Segue a pleno vapor a 37ª Mostra Internacional de Cinema de São Paulo e os filmes vão se acumulando nas telas e na memória. Já que não dá para falar de todos, vou comentar aqui, de modo quase telegráfico, alguns que se destacam por um ou outro motivo.
De maravilhas bem conhecidas (os clássicos de Ozu, Kubrick, Resnais…) nem é preciso falar. Todos valem a pena. Vamos aos “outros”. Já que todo filtro é subjetivo, começo pelos que mais me tocaram.
O documentário A Fuller life, sobre o grande Samuel Fuller, realizado por sua filha Samantha (presente à mostra), é uma joia de primeira grandeza, sobretudo por trazer à luz um rico material inédito encontrado pela diretora em meio aos objetos de seu pai: filmes realizados por ele no front da Segunda Guerra, quando serviu no pelotão Big Red One, celebrizado em uma de suas obras-primas. Nunca ficou tão clara a frase de Fuller sobre o cinema como um campo de batalha.
A guerra e a festa
Se em Fuller (qualquer que seja o tema ou o gênero) o cinema é guerra, em Ivan Cardoso ele é festa. O bacanal do diabo e outras fitas proibidas de Ivan Cardoso testemunha esse carnaval permanente do espírito e da inteligência ao juntar vinte e quatro curtas realizados entre 1971 e 2013 pelo criador do “terrir”. Cinema de baixo orçamento e alta invenção, que une a arte de vanguarda (Cage, Joyce, Oiticica, Bataille) à tradição da chanchada e à cultura popular brasileira, num descarado curto-circuito trash.
Parodiando o policial, o melodrama, o terror, o filme de aventuras e até o documentário patriótico, Cardoso mistura Egito com Copacabana, transforma Bob Dylan num garanhão entre ninfetas cariocas, ultrapassa as fronteiras do pornográfico expondo o corpo feminino num paroxismo cafajeste que acaba por fazer sua própria crítica. Tudo é faz-de-conta nesse compêndio criativo de um de nossos cineastas mais independentes e talentosos.

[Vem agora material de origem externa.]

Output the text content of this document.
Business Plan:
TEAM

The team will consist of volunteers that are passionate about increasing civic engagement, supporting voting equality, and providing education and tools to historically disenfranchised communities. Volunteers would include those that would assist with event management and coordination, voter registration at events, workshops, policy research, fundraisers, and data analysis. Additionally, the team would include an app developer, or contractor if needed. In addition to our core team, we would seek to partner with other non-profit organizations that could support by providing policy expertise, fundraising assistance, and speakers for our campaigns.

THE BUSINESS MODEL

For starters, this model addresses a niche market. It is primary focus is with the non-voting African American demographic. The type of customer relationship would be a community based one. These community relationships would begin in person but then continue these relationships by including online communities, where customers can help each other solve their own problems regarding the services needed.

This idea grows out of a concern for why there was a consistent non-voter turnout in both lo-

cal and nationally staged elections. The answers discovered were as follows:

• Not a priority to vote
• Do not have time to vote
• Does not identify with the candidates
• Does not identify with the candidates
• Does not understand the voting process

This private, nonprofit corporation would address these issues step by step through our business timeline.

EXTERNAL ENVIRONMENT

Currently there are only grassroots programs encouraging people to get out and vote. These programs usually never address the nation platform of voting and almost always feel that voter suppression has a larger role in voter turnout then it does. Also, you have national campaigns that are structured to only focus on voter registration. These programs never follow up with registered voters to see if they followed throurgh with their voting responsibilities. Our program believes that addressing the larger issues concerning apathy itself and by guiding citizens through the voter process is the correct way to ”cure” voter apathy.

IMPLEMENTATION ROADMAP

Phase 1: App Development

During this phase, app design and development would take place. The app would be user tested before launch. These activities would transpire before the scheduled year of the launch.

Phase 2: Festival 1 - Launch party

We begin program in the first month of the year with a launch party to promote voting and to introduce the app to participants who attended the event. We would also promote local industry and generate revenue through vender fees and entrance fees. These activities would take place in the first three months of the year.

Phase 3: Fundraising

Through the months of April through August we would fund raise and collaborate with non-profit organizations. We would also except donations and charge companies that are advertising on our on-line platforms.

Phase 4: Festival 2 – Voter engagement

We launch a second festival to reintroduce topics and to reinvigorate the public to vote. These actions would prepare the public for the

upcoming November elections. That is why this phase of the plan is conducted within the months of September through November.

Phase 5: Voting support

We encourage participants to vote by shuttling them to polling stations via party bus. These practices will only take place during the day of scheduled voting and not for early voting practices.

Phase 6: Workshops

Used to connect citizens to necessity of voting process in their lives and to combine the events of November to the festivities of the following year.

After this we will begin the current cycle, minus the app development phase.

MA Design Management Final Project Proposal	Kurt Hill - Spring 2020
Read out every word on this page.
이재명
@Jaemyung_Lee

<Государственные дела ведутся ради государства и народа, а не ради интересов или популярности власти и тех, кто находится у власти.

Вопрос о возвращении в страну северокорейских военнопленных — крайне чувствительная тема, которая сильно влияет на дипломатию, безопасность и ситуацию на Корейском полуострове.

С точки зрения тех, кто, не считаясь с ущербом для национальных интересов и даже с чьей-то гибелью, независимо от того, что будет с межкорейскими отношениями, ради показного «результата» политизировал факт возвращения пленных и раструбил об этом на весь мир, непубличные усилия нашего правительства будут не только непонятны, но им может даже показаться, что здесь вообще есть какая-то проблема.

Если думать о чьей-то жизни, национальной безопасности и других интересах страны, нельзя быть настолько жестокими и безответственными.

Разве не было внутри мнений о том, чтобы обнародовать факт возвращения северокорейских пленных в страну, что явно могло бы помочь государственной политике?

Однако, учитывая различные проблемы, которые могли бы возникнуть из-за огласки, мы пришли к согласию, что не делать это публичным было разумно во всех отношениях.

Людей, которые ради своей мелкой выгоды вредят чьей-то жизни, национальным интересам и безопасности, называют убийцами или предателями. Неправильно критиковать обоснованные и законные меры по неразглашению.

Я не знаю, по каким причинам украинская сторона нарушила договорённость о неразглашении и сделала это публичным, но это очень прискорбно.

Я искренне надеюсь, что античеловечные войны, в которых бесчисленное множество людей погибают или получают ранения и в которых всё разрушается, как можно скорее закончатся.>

Outra veterana das batalhas “marginais”, a atriz-diretora Helena Ignez, traz à mostra duas obras marcadas pelo signo da urgência, o longa semidocumental Feio, eu? e o curta ficcional Poder dos afetos. O primeiro, feito a partir de uma oficina de atores realizada no Rio, é, na definição da própria realizadora, um “filme-manifesto”, a afirmação/celebração dos marginalizados em nossa sociedade (o negro, o índio, o pobre, o louco), em torno de dois eixos explícitos: a desconstrução da beleza convencional operada por Rimbaud em Uma temporada no inferno e a generosidade da visão antropológica de Eduardo Viveiros de Castro.
Já Poder dos afetos, apresentado como um esboço de personagens e situações para o próximo longa de Helena, Ralé, traz uma série de situações paralelas: a relação entre uma beldade (Djin Sganzerla) e um ladrão, a atividade mística de um ex-conde (Ney Matogrosso) convertido à ayahuasca, um filme dentro do filme, realizado por um menino-prodígio que remete parodicamente a Orson Welles e a Rogério Sganzerla. Cinema de paixão, invenção e humor.
Beleza em excesso
No polo oposto – e um dos encantos da mostra é justamente revelar a amplidão e variedade do espectro do cinema – chegamos à estética extremamente rebuscada de Wong Kar Wai e seu O grande mestre. Para quem conhece um pouco da obra do diretor de Amor à flor da pele, 2046 e Um beijo roubado, a novidade aqui é a mudança de tema: sai o amor, entra o kung fu. É a história romanceada de Yip Man (Tony Leung), mestre, entre outros, de Bruce Lee.
No mais, é o mesmo maneirismo formal. Não há praticamente nenhuma imagem “crua”, pois todas são submetidas a alguma distorção em sua composição (pela contraluz, pelas névoas, filtros, reflexos, fusões) e em seu ritmo (pela câmera lenta ou acelerada, pelos freezings etc.). Uma simples gota de água – ou de sangue -, filmada em hiperclose, em câmera lenta, sob um ruído estrondoso, converte-se numa apoteose audiovisual. Os fãs não se decepcionarão, até porque o amor não realizado, recorrente na filmografia do cineasta, também comparece. Mas é um filme bonito demais – com toda a força negativa (excesso, demasia) que o advérbio comporta.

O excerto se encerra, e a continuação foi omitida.